Here's why I'm posting in this thread: It's up to us, folks. We have very few in the medical community who understand in the way that a speaker at this program understands (Paul Short, PhD, neuropsychologist). We have to take the message to other patients, no matter what else we do, and teach them what we have learned from the sharing on this board all these years. It takes patience to explain that StaLevo has sinemet IN it and is not a new drug, and yes I take Comtan, that's in the StaLevo, too. It's difficult to mention constipation to perfect strangers, too, but there are people who think they're alone with their problem, which doctors other than a neuro are afraid to address because they don't know the PD drugs and the neuros can't see why they should treat something that belongs to the specialty of gastroenterology. We need to help these people, and not with another upbeat glossy newsletter, but with sound information (check out the PDF or MJFF websites) and personal experience that we can all relate to.

Paula and all, where do you think we should go with this? Should we be making speaking engagements if we're able? Writing a book?

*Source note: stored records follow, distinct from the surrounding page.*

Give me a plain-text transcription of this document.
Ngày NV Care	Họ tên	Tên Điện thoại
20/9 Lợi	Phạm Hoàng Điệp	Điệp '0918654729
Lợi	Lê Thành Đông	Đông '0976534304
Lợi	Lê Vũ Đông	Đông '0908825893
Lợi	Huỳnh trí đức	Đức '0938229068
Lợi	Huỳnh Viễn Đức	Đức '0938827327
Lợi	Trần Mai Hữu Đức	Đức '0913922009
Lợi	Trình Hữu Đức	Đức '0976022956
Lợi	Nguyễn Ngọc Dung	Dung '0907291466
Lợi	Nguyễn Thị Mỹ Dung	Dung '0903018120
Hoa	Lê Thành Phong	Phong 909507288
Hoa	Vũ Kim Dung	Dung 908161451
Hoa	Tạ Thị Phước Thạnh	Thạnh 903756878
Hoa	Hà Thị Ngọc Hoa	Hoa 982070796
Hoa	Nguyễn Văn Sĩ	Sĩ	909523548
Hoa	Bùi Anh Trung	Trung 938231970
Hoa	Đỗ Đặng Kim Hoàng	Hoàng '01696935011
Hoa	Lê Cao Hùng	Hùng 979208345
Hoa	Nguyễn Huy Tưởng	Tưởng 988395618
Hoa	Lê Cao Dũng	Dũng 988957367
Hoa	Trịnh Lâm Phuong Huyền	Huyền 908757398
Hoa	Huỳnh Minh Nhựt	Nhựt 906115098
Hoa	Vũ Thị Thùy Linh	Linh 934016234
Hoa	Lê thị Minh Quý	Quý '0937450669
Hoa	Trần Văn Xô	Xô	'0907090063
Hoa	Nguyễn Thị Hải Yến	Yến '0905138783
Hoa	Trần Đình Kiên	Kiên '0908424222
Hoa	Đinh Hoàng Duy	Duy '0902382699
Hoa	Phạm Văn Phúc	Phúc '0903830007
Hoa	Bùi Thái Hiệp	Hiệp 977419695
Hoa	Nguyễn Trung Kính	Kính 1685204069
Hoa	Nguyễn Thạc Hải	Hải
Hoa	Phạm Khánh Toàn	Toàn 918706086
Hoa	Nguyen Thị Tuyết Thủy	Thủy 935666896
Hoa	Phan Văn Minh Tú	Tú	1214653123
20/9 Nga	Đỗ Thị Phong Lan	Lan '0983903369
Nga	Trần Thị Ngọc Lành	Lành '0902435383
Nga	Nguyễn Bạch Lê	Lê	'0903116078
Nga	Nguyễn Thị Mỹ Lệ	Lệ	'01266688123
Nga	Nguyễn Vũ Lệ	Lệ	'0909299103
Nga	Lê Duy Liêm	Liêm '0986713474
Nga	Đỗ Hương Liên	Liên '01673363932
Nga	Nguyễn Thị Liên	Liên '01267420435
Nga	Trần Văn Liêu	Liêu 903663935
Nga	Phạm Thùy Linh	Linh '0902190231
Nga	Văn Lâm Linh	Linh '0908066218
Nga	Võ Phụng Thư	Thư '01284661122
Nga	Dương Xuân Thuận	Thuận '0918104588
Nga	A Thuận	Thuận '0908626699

I was in the GDNF advocates group you mentioned, and I know it wasn't enough.

I'm sure of one thing: we don't need anyone's approval or cooperation or funding to advocate for ourselves and raise a tide of demand like HIV activists. Someone please invent a cure for PD apathy and lack of motivation. Or maybe create an understanding in well people so they'll take up our cause.

I continue to ponder--my greatest gift and my worst flaw.